Proprietà Intellettuale

Modelli, Marchi, Brevetti Industriali. Dalla procedura di deposito e di rilascio alla tutela della proprietà.


Sezione diritto penale

  • Diritto Penale delle Società, gli autori dei reati societari sono, prima di tutto, le persone fisiche che rivestono una certa qualifica soggettiva e svolgono una funzione di: 1) gestione della società (amministratori, direttori generali, dirigenti preposti alla redazione di documenti contabili, liquidatori); 2) controllo sociale (sindaci) o controllo contabile (revisori contabili). Accanto a tali soggetti, il d.lgs. n. 61/2002 recante il titolo “Disciplina degli illeciti penali ed amministrativi riguardanti le società commerciali, a norma dell’art. 11 della legge 3 ottobre 2001, n. 366” prevede tre categorie di soggetti equiparati, perché: a) svolgenti la stessa funzione diversamente qualificata (art. 2639, 1° comma, prima parte c.c.); b) svolgenti la stessa funzione esercitando di fatto gli stessi poteri – si pensi all’amministratore di fatto – (art. 2639, 2° comma, c.c.).; c) soggetti legalmente incaricati dall’autorità giudiziaria o dall’autorità di pubblica vigilanza. Esempi di reati penal-societari: false comunicazioni sociali, infedeltà patrimoniale, illegale ripartizione degli utili, omessa comunicazione del conflitto di interessi.
  • Reati Fallimentari, bancarotta fraudolenta. Gli artt. 216 e segg. della legge fallimentare (L. 1942, n 267) stabiliscono un vincolo di “relativa” indisponibilità del patrimonio da parte dell’imprenditore, configurando e punendo una serie di reati per fatti che depauperano la garanzia patrimoniale dei creditori, frustrando conseguentemente il diritto di questi ad essere soddisfatti. L’imprenditore, dunque, posto che la garanzia dei creditori è costituita dal patrimonio dell’Imprenditore, è punito qualora egli ponga in essere atti fraudolenti che determinano ingenti perdite economiche e, conseguentemente, provocano un colpevole stato di insolvenza che sfocia, come atto finale, nella dichiarazione di fallimento.
  • Reati contro la pubblica amministrazione: si tratta di reati, quali ad esempio il peculato, la concussione, l’abuso d’ufficio, la turbativa d’asta, in cui la norma penale interviene generalmente per punire quei comportamenti posti in essere da funzionari, pubblici ufficiali o terzi privati i quali, anziché perseguire l’interesse pubblico, che costituisce il bene protetto dalla norma, usano il denaro della pubblica amministrazione, di cui spesso hanno il possesso per ragioni d’ufficio, per il conseguimento di interessi privati propri o di terzi.
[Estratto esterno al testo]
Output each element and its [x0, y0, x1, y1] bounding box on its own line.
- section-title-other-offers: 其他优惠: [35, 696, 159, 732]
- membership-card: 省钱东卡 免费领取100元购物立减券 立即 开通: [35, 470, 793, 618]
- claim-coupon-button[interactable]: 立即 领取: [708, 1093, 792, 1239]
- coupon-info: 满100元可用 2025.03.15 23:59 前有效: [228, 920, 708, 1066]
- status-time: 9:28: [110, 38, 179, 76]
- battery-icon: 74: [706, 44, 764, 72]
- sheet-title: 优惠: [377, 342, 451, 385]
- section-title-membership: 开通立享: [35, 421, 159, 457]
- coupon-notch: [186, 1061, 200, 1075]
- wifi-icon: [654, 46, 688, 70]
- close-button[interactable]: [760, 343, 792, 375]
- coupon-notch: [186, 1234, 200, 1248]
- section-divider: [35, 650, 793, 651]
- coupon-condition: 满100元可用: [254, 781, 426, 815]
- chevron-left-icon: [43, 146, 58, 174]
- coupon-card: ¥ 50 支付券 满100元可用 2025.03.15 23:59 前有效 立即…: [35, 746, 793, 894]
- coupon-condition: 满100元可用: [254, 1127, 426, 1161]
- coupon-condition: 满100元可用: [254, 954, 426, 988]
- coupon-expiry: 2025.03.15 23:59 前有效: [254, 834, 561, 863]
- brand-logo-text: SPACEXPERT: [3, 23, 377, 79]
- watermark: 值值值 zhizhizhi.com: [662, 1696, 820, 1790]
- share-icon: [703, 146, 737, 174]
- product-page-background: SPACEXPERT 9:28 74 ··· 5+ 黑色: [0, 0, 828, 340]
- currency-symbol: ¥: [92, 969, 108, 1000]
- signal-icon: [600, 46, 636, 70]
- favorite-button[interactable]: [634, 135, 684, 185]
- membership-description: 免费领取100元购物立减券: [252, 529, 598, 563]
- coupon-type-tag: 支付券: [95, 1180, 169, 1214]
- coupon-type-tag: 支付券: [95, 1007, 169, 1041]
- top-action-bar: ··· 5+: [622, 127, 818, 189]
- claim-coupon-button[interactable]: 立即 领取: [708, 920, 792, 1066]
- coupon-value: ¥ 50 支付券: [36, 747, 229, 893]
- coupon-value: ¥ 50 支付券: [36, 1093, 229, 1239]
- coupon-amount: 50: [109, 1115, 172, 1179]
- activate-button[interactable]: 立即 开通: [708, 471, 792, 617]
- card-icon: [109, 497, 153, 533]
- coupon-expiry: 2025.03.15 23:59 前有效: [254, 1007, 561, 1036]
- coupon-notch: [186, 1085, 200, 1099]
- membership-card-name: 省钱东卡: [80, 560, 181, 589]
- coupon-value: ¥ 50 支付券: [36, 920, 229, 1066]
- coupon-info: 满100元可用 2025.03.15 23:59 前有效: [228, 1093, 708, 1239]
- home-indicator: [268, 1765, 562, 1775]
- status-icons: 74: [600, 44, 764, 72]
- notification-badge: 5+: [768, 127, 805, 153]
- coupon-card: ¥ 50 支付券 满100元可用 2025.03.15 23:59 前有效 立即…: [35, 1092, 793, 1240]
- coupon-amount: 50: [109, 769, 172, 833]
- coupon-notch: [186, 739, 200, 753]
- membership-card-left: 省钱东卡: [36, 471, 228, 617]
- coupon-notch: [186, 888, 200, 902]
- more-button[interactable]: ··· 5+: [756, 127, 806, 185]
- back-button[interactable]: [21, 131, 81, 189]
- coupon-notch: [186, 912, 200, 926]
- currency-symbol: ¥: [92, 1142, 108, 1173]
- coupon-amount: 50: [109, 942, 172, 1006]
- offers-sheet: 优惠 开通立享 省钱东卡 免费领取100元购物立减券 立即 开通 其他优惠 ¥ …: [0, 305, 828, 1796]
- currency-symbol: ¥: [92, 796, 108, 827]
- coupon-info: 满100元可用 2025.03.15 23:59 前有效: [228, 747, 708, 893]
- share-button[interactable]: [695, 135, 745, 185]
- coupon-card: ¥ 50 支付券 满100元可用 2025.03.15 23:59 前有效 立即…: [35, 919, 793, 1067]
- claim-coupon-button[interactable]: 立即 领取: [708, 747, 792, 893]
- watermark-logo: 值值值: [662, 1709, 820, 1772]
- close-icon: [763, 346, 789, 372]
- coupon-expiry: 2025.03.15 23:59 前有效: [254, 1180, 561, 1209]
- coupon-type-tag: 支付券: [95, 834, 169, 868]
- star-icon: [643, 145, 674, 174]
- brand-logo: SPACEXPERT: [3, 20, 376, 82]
Si pensi al reato di abuso d’ufficio, disciplinato dall’art. 323 c.p., ove viene punita l’illegittimità dell’atto amministrativo (per es. l’atto di aggiudicazione di una gara d’appalto), qualora tale illegittimità sia strettamente correlata all’intenzionalità del pubblico ufficiale di procurare attraverso l’atto amministrativo illegittimo un ingiusto vantaggio patrimoniale a se o ad altri, ovvero di arrecare ad altri un danno ingiusto. Con tali norme dunque il legislatore si oppone a che attraverso condotte illegittime vi siano ingiusti arricchimenti di cui la pubblica amministrazione è al contempo autrice e vittima, in quanto con tali fatti costituiscono uno sviamento dal corretto esercizio di pubblici poteri ed un conseguente danno per la collettività.
  • Responsabilità professionale medica, si tratta di reati commessi dai medici nell’esercizio della propria attività professionale, i quali, con il proprio comportamento (attivo od omissivo) connotato da imprudenza, negligenza o imperizia, abbiano cagionato un danno ingiusto al paziente come conseguenza diretta del proprio comportamento (cosiddetta malpractice medica). Tale danno, se l’evento deriva, come detto, da un fatto colposo del medico, è risarcibile in termini monetari sia in sede civile, sia in sede penale (in quest’ultimo caso la parte offesa, o i suoi congiunti, si pensi alla morte del paziente, hanno la facoltà, nonché il diritto, di costituirsi parte civile nel processo penale a carico del medico ritenuto responsabile). E’ indispensabile, in casi di questo tipo, avvalersi sempre di un consulente tecnico di parte (un medico specialista in grado di affiancare l’avvocato nella difesa in giudizio).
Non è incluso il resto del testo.